UFC 141's Alistair Overeem Provides Stern Test, but Won't Defeat Brock Lesnar

Joshua CareySenior Analyst IDecember 27, 2011

LAS VEGAS - JULY 11:  Brock Lesnar reacts after knocking out Frank Mir during their heavyweight title bout during UFC 100 on July 11, 2009 in Las Vegas, Nevada.  (Photo by Jon Kopaloff/Getty Images)
Jon Kopaloff/Getty Images

You would be hard pressed to find a larger matchup to end the 2011 campaign for the UFC as Brock Lesnar returns to welcome Alistair Overeem to the sport's premier organization.

After 14 months away from the sport due to a second bout of diverticulitis, Lesnar (5-2 MMA, 4-2 UFC) is back in action on Friday night to headline UFC 141 at MGM Grand Garden Arena in Las Vegas.

K-1 World Grand Prix, Strikeforce and Dream champion Alistair Overeem (35-11, 1 NC MMA, 0-0 UFC) will stand in Lesnar's way of reclaiming the UFC heavyweight championship as the winner will be awarded a title shot.

Friday night's massive heavyweight tilt marks Overeem's inaugural trip to the Octagon, but he's not your ordinary newcomer.

Overeem earned his fifth career victory 10 years prior to Lesnar defeating Shane Carwin to score the fifth win of his career.

Lesnar's best route to victory is no secret as it will be through his advantages in wrestling and speed.

His striking, however, is no comparison to Overeem's and he'll be facing the most experienced fighter of his career.

Lesnar won four consecutive bouts over Heath Herring, Randy Couture, Frank Mir and Shane Carwin but his deficiency in the striking department helped cost him the heavyweight championship when he was defeated by Cain Velasquez.

Forty-seven professional mixed martial arts contests stand between both fighters and oddsmakers have Overeem as a slight favorite to claim victory in his Octagon debut.

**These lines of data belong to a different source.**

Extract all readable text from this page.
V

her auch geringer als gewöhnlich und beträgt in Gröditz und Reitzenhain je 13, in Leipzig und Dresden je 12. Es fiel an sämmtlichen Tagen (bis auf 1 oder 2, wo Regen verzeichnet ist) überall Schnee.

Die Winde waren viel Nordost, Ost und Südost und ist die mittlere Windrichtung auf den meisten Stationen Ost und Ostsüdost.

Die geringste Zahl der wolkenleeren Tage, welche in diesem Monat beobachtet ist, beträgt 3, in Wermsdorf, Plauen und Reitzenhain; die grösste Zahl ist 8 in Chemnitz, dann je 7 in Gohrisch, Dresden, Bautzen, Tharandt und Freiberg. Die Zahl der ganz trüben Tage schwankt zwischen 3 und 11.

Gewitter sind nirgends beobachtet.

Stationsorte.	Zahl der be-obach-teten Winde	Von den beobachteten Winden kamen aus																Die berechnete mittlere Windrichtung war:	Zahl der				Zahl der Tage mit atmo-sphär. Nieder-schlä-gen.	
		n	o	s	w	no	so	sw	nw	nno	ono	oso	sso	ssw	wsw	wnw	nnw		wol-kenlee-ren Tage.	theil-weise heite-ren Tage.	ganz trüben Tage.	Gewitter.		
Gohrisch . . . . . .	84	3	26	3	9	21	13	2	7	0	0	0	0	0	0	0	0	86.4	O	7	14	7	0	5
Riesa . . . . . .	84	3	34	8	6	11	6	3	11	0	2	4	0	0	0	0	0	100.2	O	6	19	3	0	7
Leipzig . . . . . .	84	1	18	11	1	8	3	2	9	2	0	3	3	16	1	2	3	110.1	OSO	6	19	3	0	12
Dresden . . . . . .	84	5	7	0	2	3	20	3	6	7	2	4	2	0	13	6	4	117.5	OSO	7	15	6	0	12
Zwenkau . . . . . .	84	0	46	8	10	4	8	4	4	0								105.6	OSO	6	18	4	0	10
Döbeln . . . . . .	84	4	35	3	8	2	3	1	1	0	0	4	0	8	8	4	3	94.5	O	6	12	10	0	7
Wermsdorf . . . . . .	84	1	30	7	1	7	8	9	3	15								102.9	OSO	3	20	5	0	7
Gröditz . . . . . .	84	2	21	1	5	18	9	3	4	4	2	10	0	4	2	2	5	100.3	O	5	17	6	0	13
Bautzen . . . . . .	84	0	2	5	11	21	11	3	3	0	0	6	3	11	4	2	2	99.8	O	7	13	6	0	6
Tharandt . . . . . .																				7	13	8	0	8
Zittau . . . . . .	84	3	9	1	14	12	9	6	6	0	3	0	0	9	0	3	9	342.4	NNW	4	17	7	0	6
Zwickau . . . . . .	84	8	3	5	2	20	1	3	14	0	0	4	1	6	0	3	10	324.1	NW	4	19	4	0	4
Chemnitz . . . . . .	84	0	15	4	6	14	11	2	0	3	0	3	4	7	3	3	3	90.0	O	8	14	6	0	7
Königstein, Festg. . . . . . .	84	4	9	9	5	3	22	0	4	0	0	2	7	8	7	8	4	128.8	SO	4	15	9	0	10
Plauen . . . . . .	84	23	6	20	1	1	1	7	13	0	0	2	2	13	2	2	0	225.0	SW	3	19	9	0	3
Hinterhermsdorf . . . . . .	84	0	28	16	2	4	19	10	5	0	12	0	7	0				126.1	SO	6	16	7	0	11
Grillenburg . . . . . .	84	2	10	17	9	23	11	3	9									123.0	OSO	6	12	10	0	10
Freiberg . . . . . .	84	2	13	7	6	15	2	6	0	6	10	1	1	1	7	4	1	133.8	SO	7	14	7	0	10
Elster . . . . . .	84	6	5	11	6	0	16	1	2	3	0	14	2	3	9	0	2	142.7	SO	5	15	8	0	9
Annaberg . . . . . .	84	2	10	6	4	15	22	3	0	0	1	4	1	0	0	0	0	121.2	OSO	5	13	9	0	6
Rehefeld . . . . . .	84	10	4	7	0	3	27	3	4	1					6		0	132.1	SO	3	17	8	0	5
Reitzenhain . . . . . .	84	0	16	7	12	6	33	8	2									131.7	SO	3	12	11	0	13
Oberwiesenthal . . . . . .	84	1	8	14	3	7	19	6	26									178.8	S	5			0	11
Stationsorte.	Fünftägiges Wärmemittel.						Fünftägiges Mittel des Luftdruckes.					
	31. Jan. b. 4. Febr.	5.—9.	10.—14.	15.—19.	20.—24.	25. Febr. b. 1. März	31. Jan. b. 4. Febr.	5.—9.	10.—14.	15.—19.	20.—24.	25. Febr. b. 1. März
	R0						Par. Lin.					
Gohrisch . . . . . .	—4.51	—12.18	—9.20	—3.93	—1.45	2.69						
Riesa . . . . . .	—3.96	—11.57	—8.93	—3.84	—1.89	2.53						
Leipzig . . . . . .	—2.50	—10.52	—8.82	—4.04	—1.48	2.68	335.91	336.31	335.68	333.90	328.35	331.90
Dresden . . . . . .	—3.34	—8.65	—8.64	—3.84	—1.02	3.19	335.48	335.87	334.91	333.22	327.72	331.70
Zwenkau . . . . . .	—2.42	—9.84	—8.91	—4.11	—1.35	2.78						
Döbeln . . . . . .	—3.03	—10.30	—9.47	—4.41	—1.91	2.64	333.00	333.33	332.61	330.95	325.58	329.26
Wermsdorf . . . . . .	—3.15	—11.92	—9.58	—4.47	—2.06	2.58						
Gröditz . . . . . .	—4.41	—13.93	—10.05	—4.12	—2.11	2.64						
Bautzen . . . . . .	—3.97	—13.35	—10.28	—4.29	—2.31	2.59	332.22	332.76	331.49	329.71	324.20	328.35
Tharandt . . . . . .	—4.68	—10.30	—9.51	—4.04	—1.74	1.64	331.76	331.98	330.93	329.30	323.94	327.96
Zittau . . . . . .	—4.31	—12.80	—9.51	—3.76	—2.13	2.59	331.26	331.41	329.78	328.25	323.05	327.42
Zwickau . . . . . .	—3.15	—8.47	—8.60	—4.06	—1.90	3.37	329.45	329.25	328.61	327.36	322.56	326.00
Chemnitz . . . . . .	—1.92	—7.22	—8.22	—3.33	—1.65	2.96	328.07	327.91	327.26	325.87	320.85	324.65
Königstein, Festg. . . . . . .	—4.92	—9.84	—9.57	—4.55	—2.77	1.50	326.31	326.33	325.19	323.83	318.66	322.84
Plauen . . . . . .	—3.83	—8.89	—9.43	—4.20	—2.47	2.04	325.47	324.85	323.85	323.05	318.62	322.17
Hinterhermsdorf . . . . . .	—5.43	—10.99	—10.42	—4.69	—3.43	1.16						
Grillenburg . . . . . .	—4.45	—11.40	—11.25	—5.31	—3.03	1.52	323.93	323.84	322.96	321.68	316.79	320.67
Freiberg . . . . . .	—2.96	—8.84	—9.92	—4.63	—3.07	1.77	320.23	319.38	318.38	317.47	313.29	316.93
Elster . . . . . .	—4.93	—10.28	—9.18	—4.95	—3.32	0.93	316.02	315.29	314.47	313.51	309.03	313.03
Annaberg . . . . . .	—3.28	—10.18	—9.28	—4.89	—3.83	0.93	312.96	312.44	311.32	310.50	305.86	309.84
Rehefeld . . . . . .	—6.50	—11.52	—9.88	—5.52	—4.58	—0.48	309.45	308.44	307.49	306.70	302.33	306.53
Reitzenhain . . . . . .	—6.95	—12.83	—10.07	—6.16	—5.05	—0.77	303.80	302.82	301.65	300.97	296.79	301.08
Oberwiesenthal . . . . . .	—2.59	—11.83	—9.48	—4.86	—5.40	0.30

The unfortunate illness of Overeem's mother forced him to abandon training camp in Las Vegas to be near her in Holland. Additionally, the talented striker nearly found himself in trouble with the Nevada State Athletic Commission due to complications of finding the appropriate testing facilities in his country.

With that being said, Lesnar's time away from the Octagon should benefit him as it's provided him the opportunity to return at full-health and advance his striking, while Overeem's change in training and dealings with the NSAC have likely hurt his chances at defeating Lesnar.

Normally, I'm hesitant in picking a fighter that is returning from an extended layoff but in this case Lesnar's wrestling pedigree and speed advantage will prove too much for Overeem to handle in what will be a dynamite main event.